This last weekend I was talking with folks concerning some of the issues I’ve raised in my posts on the Church and work when someone mentioned an issue that had come up in his former church, a good-sized, Midwest congregation.
It seems two families got hit particularly hard by downsizing, putting their incomes in such dire straits that they were threatened with the loss of their homes. When they approached the church for help, they were told nothing could be done. The kicker was the church was in the process of buying an $80,000 sound system. The kicker for those families was that they eventually did lose their homes.
Yet, nothing could be done.
Let me say this: When you love a 64-track digital mixing board more than your brothers and sisters in Christ, you are not the Church. When folks in the congregation spend more time debating whether or not they’ll sign up for the ten channel package of satellite HDTV rather than the twenty channels of programming when all the while your sister in Christ is going to lose her home, you are not the Church.

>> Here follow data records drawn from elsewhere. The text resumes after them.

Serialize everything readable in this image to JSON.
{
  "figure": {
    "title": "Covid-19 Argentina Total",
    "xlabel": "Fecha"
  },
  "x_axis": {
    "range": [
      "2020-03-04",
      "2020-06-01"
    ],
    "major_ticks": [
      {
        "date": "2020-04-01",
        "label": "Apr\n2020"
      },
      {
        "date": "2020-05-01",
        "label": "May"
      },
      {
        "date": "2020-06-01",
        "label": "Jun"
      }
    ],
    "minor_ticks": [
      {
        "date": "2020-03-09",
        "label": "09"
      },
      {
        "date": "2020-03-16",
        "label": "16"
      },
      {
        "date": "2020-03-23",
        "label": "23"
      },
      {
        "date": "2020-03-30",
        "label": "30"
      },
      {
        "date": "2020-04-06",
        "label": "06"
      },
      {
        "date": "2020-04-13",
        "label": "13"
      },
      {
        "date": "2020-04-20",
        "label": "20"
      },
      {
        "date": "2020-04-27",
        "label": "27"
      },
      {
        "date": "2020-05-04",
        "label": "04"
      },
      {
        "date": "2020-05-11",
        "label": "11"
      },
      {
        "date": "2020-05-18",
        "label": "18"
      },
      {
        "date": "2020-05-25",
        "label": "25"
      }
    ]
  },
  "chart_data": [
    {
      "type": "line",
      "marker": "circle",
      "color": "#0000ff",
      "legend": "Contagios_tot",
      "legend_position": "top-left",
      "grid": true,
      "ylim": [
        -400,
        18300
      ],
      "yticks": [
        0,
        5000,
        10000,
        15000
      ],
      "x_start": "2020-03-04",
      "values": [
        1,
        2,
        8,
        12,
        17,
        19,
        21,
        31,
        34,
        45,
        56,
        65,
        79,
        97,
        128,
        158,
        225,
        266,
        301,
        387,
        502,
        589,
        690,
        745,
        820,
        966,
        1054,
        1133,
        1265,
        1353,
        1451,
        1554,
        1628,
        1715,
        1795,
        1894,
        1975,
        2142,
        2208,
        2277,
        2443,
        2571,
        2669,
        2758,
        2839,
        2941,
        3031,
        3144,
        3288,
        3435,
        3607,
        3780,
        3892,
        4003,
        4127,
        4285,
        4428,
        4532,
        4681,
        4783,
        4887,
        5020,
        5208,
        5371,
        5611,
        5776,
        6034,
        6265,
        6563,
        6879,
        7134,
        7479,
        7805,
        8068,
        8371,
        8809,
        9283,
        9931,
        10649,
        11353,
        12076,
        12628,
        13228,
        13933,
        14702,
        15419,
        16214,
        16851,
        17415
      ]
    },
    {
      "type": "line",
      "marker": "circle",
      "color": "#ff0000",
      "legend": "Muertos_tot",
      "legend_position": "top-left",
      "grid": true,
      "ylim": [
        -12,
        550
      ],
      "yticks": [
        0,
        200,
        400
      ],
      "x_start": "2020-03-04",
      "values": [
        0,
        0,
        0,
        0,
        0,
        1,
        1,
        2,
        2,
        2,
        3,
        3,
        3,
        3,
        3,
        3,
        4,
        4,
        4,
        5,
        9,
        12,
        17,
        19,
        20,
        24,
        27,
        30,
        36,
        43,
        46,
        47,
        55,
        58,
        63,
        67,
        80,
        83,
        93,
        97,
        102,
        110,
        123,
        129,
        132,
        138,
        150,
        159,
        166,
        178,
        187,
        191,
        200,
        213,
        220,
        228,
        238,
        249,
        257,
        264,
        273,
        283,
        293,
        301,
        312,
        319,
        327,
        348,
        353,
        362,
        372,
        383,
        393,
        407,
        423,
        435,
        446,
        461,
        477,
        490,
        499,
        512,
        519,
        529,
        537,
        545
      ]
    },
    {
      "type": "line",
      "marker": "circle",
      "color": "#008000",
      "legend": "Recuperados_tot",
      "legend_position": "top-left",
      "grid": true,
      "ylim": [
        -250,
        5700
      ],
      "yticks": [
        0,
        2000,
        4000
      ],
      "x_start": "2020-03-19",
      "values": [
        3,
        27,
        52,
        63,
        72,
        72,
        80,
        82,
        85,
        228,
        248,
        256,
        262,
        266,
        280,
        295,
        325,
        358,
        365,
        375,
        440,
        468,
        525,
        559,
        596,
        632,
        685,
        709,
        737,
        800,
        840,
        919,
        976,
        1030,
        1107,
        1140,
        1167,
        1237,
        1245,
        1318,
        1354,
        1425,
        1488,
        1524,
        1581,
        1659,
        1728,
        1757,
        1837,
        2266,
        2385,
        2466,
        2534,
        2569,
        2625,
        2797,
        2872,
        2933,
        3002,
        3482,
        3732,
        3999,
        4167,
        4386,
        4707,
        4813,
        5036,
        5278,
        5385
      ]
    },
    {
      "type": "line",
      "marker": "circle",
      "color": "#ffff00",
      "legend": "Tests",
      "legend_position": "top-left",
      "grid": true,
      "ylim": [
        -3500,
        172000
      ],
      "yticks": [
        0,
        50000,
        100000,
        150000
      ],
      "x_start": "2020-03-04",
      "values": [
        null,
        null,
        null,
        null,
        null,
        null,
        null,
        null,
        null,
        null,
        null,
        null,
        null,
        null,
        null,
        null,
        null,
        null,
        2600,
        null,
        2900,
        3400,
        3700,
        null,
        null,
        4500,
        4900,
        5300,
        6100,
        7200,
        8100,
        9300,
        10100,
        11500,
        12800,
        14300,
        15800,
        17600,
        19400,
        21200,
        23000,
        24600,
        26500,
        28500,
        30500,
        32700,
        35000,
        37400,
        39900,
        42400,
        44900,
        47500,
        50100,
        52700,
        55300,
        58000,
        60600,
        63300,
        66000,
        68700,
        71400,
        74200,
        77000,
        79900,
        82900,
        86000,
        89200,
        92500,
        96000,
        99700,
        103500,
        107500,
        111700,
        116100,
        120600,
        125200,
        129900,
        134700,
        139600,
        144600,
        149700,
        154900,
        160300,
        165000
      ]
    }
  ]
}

I am absolutely sick of hearing these kinds of stories. There is never any reason for them to exist. I don’t want to hear about our concern for the lost if we have no concern for them once they are no longer lost. The Church does not stop being the Church once a person gets baptized. We talk and talk and talk about community and love and all sorts of warm fuzzy concepts, but if I see my brother in need and do not do what I can to help, then I am no longer the Church, but a rugged individualist who believes that God helps those who help themselves and can pull themselves up by their own bootstraps. If you can point to the chapter and verse that supports that kind of thinking, then I’ll recant, but you simply won’t because it is not the Gospel.
How many of you are sick and tired of playing “church”? Frankly, I’ve had it. Meanwhile, the thief who comes to steal and destroy robs one family after another, families who thought they were surrounded by love, but were in fact only surrounded by theories and nice ideas.
This is only going to get worse, folks. If you are like me, I would challenge the leadership of your church on these kinds of issues. And while we can think globally and worry about someone on the other side of the planet, if we can’t deliver on helping the people we meet together with every Sunday, how can we ever hope to make a difference to the world? We can’t let the Church become some glib, but pale, imitation of itself or else we have become the Anti-Church.
God forgive us for letting it get this far!